Spurious prostate-specific antigen (PSA) recurrence after radical prostatectomy: Interference by human antimouse heterophile antibodies
Article first published online: 8 DEC 2006
International Journal of Urology
Volume 14, Issue 3, pages 251–253, March 2007
How to Cite
Park, S., Wians Jr, F. H. and Cadeddu, J. A. (2007), Spurious prostate-specific antigen (PSA) recurrence after radical prostatectomy: Interference by human antimouse heterophile antibodies. International Journal of Urology, 14: 251–253. doi: 10.1111/j.1442-2042.2006.01648.x
- Issue published online: 10 APR 2007
- Article first published online: 8 DEC 2006
- Received 10 May 2006; accepted 19 July 2006.
- biochemical recurrence;
- heterophile antibody;
- prostate specific antigen
Abstract: Human antimouse heterophile antibodies (HAMA) are naturally occurring antibodies that can interfere with modern serum assays.

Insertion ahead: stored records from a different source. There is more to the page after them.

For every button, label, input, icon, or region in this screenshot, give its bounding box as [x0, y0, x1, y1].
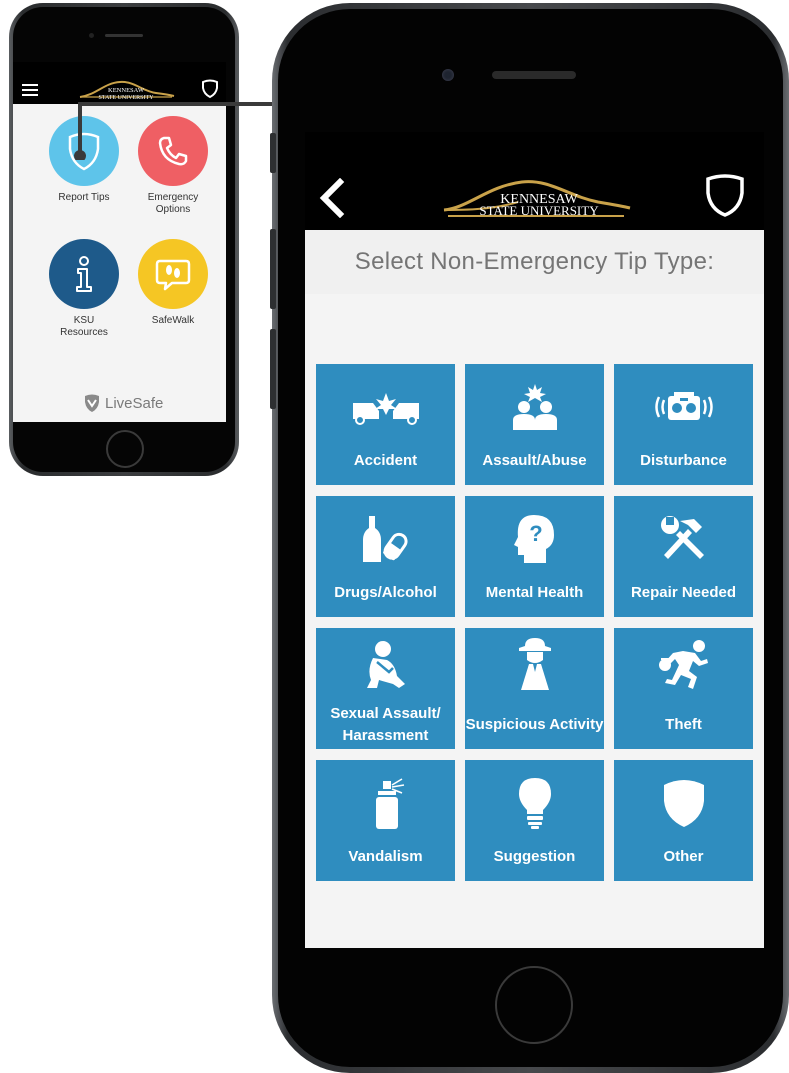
- tip-type-label: Drugs/Alcohol: [334, 584, 437, 601]
- callout-connector-line: [74, 102, 300, 160]
- tip-type-disturbance[interactable]: Disturbance: [614, 364, 753, 485]
- tip-type-label: Other: [663, 848, 704, 865]
- mute-switch: [270, 133, 276, 173]
- safewalk-label: SafeWalk: [151, 315, 195, 326]
- tip-type-label: Vandalism: [348, 848, 423, 865]
- livesafe-logo-icon: [85, 394, 99, 412]
- tip-type-label: Suggestion: [493, 848, 576, 865]
- tip-type-sexual-assault-harassment[interactable]: Sexual Assault/ Harassment: [316, 628, 455, 749]
- assault-icon: [465, 372, 604, 442]
- shield-icon: [614, 768, 753, 838]
- tip-type-screen: Select Non-Emergency Tip Type: Accident: [305, 230, 764, 948]
- tip-type-label: Disturbance: [640, 452, 727, 469]
- tip-type-label: Sexual Assault/ Harassment: [330, 705, 441, 744]
- tip-type-suspicious-activity[interactable]: Suspicious Activity: [465, 628, 604, 749]
- small-phone-home-button[interactable]: [106, 430, 144, 468]
- tip-type-suggestion[interactable]: Suggestion: [465, 760, 604, 881]
- tip-type-label: Theft: [665, 716, 702, 733]
- ksu-resources-tile[interactable]: KSU Resources: [49, 239, 119, 339]
- back-arrow-icon[interactable]: [318, 178, 346, 218]
- footsteps-chat-icon: [155, 259, 191, 291]
- tip-type-mental-health[interactable]: ? Mental Health: [465, 496, 604, 617]
- screen-title-row: Select Non-Emergency Tip Type:: [305, 230, 764, 294]
- svg-text:?: ?: [529, 521, 542, 546]
- livesafe-brand: LiveSafe: [83, 392, 163, 414]
- page-title: Select Non-Emergency Tip Type:: [354, 248, 715, 275]
- tip-type-label: Accident: [353, 452, 418, 469]
- head-question-icon: ?: [465, 504, 604, 574]
- safewalk-tile[interactable]: SafeWalk: [138, 239, 208, 327]
- small-logo-line1: KENNESAW: [108, 87, 145, 94]
- large-phone-home-button[interactable]: [495, 966, 573, 1044]
- large-phone-speaker: [492, 71, 576, 79]
- tip-type-other[interactable]: Other: [614, 760, 753, 881]
- small-header-bar: KENNESAW STATE UNIVERSITY: [13, 62, 226, 104]
- tip-type-label: Assault/Abuse: [482, 452, 587, 469]
- running-thief-icon: [614, 630, 753, 700]
- tip-type-label: Mental Health: [485, 584, 584, 601]
- tools-icon: [614, 504, 753, 574]
- tip-type-vandalism[interactable]: Vandalism: [316, 760, 455, 881]
- volume-up-button: [270, 229, 276, 309]
- shield-icon[interactable]: [703, 173, 747, 219]
- crouching-person-icon: [316, 630, 455, 700]
- hamburger-menu-icon[interactable]: [22, 84, 38, 96]
- livesafe-text: LiveSafe: [105, 394, 164, 412]
- small-phone-speaker: [105, 34, 143, 37]
- ksu-resources-label: KSU Resources: [60, 315, 108, 338]
- hat-person-icon: [465, 630, 604, 700]
- car-crash-icon: [316, 372, 455, 442]
- tip-type-label: Suspicious Activity: [465, 716, 604, 733]
- report-tips-label: Report Tips: [58, 192, 110, 203]
- tip-type-label: Repair Needed: [630, 584, 737, 601]
- emergency-options-label: Emergency Options: [147, 192, 199, 215]
- ksu-resources-circle: [49, 239, 119, 309]
- volume-down-button: [270, 329, 276, 409]
- tip-type-repair-needed[interactable]: Repair Needed: [614, 496, 753, 617]
- shield-icon[interactable]: [200, 79, 220, 99]
- info-icon: [76, 256, 92, 292]
- lightbulb-icon: [465, 768, 604, 838]
- safewalk-circle: [138, 239, 208, 309]
- tip-type-assault-abuse[interactable]: Assault/Abuse: [465, 364, 604, 485]
- spray-can-icon: [316, 768, 455, 838]
- large-phone-camera: [442, 69, 454, 81]
- tip-type-drugs-alcohol[interactable]: Drugs/Alcohol: [316, 496, 455, 617]
- tip-type-accident[interactable]: Accident: [316, 364, 455, 485]
- ksu-logo: KENNESAW STATE UNIVERSITY: [443, 180, 631, 218]
- small-phone-camera: [89, 33, 94, 38]
- boombox-icon: [614, 372, 753, 442]
- tip-type-theft[interactable]: Theft: [614, 628, 753, 749]
- ksu-logo: KENNESAW STATE UNIVERSITY: [79, 80, 175, 101]
- logo-line2: STATE UNIVERSITY: [479, 203, 599, 218]
- bottle-pill-icon: [316, 504, 455, 574]
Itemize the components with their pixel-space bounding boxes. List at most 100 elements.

We report a case of HAMA interference with a commonly used prostate-specific antigen (PSA) assay, leading to false elevation (2.17–2.46 ng/mL) after radical prostatectomy. Pre-operative PSA was 4.4 ng/mL, and final pathology was Gleason 3 + 3, pT2cNXMX. This markedly elevated postoperative PSA led to unnecessary imaging for metastasis and psychological distress to the patient. Direct measurement of HAMA in the patient’s serum yielded a value of 440 ng/mL (<74 ng/mL). An alternate PSA assay using goat detection antibody eliminated interference, with all values 0.05 ng/mL. When a patient’s PSA is inconsistent with the clinical scenario, one should consider immunological interference by HAMA in PSA assays.